Awards ceremonies that are only open to "minorities" do little else than highlight the differences between groups of people rather than to promote equality. Essentially, it is just making a big deal out of the fact you belong to a minority, rather than that you have actually achieved something.

We seem to produce an awful lot of rhetoric about "equal opportunities", but we don't seem to have found any other way of doing this apart from giving a little "extra help" to certain groups, at the expense of others. Perhaps one day society will move on and equality will manifest itself (because our attempts to create some sort of artificial equality don't seem to have been welcomed so warmly).

I actually find it rather condescending; it's like saying "you're not good enough to compete against the majority, so here is a special awards ceremony just for you so that you can be recognised too".

It's a little like the case (just to use one example) of people in the engineering community lamenting the lack of female engineers. You can make it as easy as you like to get women into the profession, but if girls don't gain an enthusiasm for the subject when they are young (or are not encouraged to pursue that route), then they will won't join, or will leave just as quickly as they were brought in.
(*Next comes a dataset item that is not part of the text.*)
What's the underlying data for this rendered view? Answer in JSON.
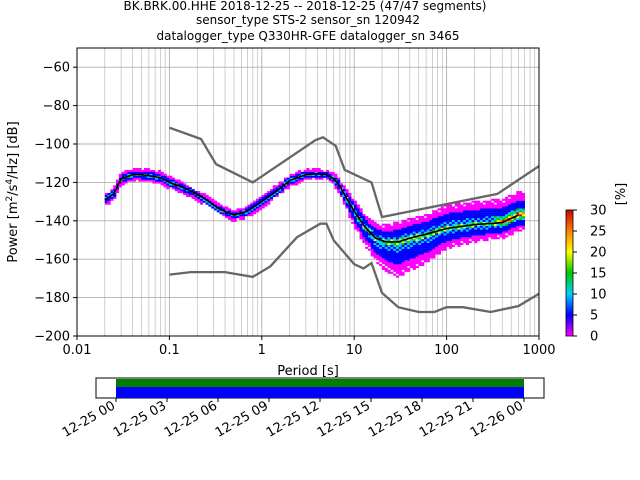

That is a problem with society, not with the recruitment policies, so it is unfair to look more favourably upon certain women in this case when the problem is more deep-rooted.

Maybe that is the problem: our methods of dealing with discrimination appear to (and in some cases, do) go too far because the solutions and their wider impact on society are not properly considered.

I don't think that there's much worry of the majority becoming so "discriminated against" that they actually become downtrodden and disadvantaged to any significant degree, but the PERCEPTION that they are getting a bad deal can be a dangerous thing - this only serves to fuel resentment and perpetuate ill-treatment of minorities: including many people that really are deserving of recognition for their own merits.